The disease was first described in 1907 by a German neurologist, Alois Alzheimer, and is a form of dementia that mainly attacks older people. About 4-5 per cent of over-65s have symptoms of Alzheimer’s, but it sometimes strikes those in their forties or fifties. It is the fourth-largest cause of death after heart disease, cancer and stroke.

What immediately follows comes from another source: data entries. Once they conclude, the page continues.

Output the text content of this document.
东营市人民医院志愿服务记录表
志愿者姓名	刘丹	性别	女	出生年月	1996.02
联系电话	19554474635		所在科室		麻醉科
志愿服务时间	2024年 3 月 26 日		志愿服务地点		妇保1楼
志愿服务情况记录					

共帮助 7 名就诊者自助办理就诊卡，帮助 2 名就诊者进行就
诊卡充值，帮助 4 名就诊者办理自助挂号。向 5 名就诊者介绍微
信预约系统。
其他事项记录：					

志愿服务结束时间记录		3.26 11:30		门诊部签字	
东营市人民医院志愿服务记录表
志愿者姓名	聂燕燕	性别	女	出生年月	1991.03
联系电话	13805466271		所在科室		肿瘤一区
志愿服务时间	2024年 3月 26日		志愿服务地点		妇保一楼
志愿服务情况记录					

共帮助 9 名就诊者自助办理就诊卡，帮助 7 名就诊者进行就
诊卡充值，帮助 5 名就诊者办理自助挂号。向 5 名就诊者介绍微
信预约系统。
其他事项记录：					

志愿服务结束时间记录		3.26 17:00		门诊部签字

More than 850,000 people have dementia in the UK, but this is projected to rise to 1.6 million by 2040.

Citrus fruit does not grow in the Arctic, so how do Inuit people avoid scurvy?

The explorer Vilhjalmur Stefansson argued that European people could live for long periods on a traditional and entirely carnivorous Inuit diet, and that many Arctic explorers had developed scurvy (caused by lack of vitamin C) because they would not follow Inuit people and trust their instinct and experience.

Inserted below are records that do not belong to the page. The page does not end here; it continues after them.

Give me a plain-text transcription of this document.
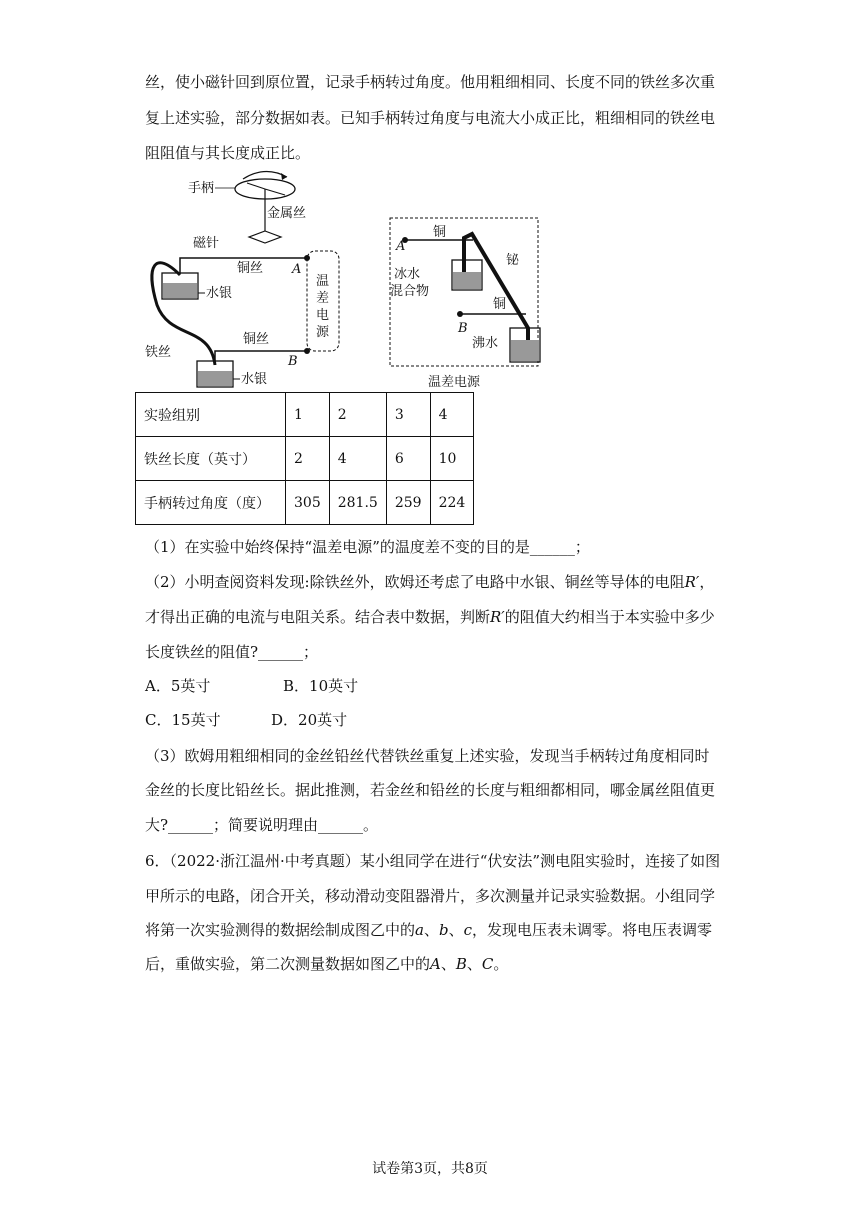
丝，使小磁针回到原位置，记录手柄转过角度。他用粗细相同、长度不同的铁丝多次重
复上述实验，部分数据如表。已知手柄转过角度与电流大小成正比，粗细相同的铁丝电
阻阻值与其长度成正比。
手柄
金属丝
磁针
铜丝 A
水银
温
差
电
源
铁丝
铜丝
B
水银
A
铜
铋
冰水
混合物
铜
B
沸水
温差电源
实验组别	1	2	3	4
铁丝长度（英寸）	2	4	6	10
手柄转过角度（度）	305	281.5	259	224
（1）在实验中始终保持“温差电源”的温度差不变的目的是______；
（2）小明查阅资料发现:除铁丝外，欧姆还考虑了电路中水银、铜丝等导体的电阻R′，
才得出正确的电流与电阻关系。结合表中数据，判断R′的阻值大约相当于本实验中多少
长度铁丝的阻值?______；
A．5英寸	B．10英寸
C．15英寸	D．20英寸
（3）欧姆用粗细相同的金丝铅丝代替铁丝重复上述实验，发现当手柄转过角度相同时
金丝的长度比铅丝长。据此推测，若金丝和铅丝的长度与粗细都相同，哪金属丝阻值更
大?______；简要说明理由______。
6．（2022·浙江温州·中考真题）某小组同学在进行“伏安法”测电阻实验时，连接了如图
甲所示的电路，闭合开关，移动滑动变阻器滑片，多次测量并记录实验数据。小组同学
将第一次实验测得的数据绘制成图乙中的a、b、c，发现电压表未调零。将电压表调零
后，重做实验，第二次测量数据如图乙中的A、B、C。
试卷第3页，共8页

He and a colleague volunteered to subsist on nothing but meat, under medical supervision in New York, for one year starting in February 1928. They each consumed between 100g and 140g of protein a day, with the remaining calories coming from fat. Both men remained in good health and showed no sign of scurvy. It has been estimated that a traditional, daily Inuit diet, even without any plant material, would contain 40mg of vitamin C, enough to avoid scurvy. But some flora – including rose hips, a good source of the vitamin – grow in areas where the Inuit live.

Why is it dangerous to wake a sleepwalker?

When we sleep, we go through different phases. Sleepwalking occurs in the “slow wave” part of sleep, during which our bodies use little oxygen and have basically shut down. During this form of sleep, the body cannot cope as well as usual with shock, so any sudden changes – such as being abruptly wakened – can be dangerous for people with heart problems.

Why does your nose go red when you are cold?

Cold causes your veins to shrink to cut down on the amount of blood near the skin (and so heat loss), making you look pale.

But your nose helps warm and humidify the air that you breathe and needs a good blood supply to work properly. So, the veins in your nose are adapted not to shrink in the cold, making your nose much redder than the rest of your face in low temperatures.

How does a nerve signal pass between cells?

When the nerve signal (in the form of an electrochemical “potential” between the inside and outside of the nerve) reaches the end of an axon, it is passed on to the next nerve cell, or on to an effector cell, such as a muscle. The axon of one neurone doesn’t usually make direct contact with the cell body of the next: the two cells are separated by a gap called a synapse. Information is transmitted across the synapse using chemicals called neurotransmitters, which cause electrical changes in the membrane of the next cell. The signal then passes along to the next nerve cell in the network. 

What is in a nerve besides nerve cells?

Packed between the neurones are the glial cells. These make up the neuroglia, tissue that supports the neurone network, protecting it and providing the neurones with nutrients. Glial supporting cells make up about half the weight of the human brain, outnumbering neurones by 50 to one. In other parts of the nervous system, the proportion is much lower – about 10 to one.

What’s the technical name for a freckle?

A freckle is called a lentigo. Freckles are caused by certain cells producing too much melanin, the chemical that gives our bodies colour.